A review of the genre spanning, multi-game medleys of 'Chaos Theatre' by The Runaway Four
It's the long awaited debut studio album from Vancouver's The Runaway Four. The six song album reminds me of classic rock albums like Pink Floyd. I'm talking, the type of album that only has half a dozen tracks, but lasts an hour and takes you through a variety of genres and emotions.
Things start off very classy with the opening medley This Game is Baroquen. Puns also. We are off to a very good start. My personal favorite though, even before I heard it, is the Ice level tribute Boreal Bedlam. The track is even better than I imagined, kicking off with the soft snowfall of Snowman from Earthbound. Only my (second) favorite theme from Earthbound. Despite the endless ice, things heat up as the track leads toward the upbeat rhythms of the Vanilla Lake theme from the original Super Mario Kart. I could write an entire article about Vanilla Lake. This track also adds to the wintery feel with great instrument choices and the overall vibrancy on the track. The medley not only jumps from game to game, but through time as well, as the band kicks it up another notch for the Frappe Snowland / Sherbert Land theme from Mario Kart 64. They drive this ice sculpture of a track home with perhaps one of the most famous snow themes in gaming, the furious race down Super Mario 64's Cool, Cool Mountain. I'm definitely going to have this medley on endless repeats to get me through the 100+ degree summers here in the California desert,
The track getting major rotation lately though, to thaw myself from the winter cold, is Magma Mayhem, and as the name suggests, this medley is filled with the aggressive rumbling of a flowing volcano. The piano and drums take center stage to start the track, winding through the Primitive Mountain of Chrono Trigger to the desert oasis of the Scaraba Bazaar of Earthbound.
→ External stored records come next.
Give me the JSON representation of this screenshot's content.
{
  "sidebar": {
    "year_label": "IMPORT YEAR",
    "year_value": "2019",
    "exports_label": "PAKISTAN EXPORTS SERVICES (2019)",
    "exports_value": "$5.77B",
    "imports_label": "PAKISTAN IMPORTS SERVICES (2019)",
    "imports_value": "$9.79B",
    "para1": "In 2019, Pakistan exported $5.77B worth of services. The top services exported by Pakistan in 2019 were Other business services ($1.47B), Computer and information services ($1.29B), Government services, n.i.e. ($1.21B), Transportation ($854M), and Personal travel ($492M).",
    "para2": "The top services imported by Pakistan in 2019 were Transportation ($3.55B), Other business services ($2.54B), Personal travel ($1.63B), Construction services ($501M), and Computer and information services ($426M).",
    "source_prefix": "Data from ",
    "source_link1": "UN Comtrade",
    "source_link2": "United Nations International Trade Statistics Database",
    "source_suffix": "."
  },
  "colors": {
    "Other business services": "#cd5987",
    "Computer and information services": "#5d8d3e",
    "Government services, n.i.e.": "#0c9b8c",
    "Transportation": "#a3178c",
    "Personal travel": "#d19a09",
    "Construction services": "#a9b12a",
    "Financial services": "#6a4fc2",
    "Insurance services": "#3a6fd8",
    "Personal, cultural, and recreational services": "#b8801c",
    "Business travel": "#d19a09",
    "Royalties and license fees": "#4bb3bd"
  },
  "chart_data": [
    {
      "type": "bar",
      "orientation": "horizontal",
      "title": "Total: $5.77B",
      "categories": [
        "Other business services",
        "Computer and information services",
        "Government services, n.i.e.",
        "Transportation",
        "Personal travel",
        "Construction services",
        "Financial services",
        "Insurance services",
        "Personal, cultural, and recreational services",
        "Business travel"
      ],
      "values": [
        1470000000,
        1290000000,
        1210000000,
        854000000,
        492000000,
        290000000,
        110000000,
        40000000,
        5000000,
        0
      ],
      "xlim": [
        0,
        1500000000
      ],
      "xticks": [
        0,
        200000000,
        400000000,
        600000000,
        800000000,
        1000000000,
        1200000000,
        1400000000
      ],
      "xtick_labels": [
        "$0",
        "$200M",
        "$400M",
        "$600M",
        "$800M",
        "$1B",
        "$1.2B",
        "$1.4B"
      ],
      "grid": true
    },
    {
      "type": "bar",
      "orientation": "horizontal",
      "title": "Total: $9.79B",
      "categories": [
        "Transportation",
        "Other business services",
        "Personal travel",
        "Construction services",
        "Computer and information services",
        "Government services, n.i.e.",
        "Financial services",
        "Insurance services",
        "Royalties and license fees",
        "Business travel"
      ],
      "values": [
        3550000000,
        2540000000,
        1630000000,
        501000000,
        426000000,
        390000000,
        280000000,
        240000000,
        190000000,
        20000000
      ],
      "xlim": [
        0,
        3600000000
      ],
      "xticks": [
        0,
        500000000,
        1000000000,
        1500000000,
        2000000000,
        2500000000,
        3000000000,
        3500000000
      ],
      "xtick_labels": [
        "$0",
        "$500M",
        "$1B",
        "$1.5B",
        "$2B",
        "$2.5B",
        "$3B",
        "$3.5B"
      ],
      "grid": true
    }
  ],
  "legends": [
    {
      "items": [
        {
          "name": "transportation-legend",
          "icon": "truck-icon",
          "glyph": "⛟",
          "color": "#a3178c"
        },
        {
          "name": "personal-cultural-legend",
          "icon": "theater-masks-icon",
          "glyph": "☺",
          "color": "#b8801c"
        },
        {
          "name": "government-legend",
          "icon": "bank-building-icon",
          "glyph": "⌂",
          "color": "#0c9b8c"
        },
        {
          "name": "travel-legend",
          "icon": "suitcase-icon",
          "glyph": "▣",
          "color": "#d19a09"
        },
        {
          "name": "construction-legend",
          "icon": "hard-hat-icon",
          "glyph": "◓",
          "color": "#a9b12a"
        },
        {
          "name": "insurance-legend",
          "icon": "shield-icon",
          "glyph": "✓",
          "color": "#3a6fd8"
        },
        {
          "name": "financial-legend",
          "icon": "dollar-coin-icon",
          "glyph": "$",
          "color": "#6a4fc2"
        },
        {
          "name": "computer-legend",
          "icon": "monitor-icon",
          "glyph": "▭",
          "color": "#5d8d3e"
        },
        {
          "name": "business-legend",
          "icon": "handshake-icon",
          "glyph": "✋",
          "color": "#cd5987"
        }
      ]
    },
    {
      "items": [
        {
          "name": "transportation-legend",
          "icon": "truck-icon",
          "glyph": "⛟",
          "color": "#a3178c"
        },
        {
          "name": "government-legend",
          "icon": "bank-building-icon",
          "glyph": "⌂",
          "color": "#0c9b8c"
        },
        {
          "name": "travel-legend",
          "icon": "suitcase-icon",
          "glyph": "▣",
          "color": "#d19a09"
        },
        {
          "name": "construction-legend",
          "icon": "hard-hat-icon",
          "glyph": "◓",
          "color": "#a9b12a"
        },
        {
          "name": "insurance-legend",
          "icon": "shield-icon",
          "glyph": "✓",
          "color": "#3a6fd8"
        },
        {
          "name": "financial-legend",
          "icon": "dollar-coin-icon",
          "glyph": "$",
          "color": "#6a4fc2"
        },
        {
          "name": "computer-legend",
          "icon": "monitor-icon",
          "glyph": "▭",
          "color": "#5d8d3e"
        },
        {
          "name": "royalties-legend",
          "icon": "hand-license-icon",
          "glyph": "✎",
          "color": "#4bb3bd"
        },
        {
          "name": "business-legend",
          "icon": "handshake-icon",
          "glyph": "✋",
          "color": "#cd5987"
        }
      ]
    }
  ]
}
This medley business gets serious in the next track, the grandiose seventeen minutes titled Battle Royale! The track slowly builds ominously through the classic battle themes of several Final Fantasy games. The journey continues through a huge variety of genres and moods and ever more games of course. We here the hard banging sounds of Smithy's Fortress from Super Mario RPG at around thirteen minutes in, which I feel obligated to point out for some reason. Then the drums fall into a crazed rhythm that drives home the jackhammer nature of the song before bursting into more classic game tunes than I can write down before they're onto the next reference until finally culminating in an ode to Mega Man. Like any gret rock album, things have to end on a somber, more reflective note, and what theme describes that better than Sanctuary from the highly esteemed Earthbound soundtrack. Makes sense, given the groups name as well. Remember all the times, good and bad, fun and trying, as the debut studio album from The Runaway Four fades to a close.
This album took me a lot of places I haven't been in a while, what with the dozens of games referenced, all with a certain haste that kept any nostalgia in a state of fuzziness as my gaming memories warped into one another. This is a wonderful listen for music fans who like to take their time and saunter through each musical landscape.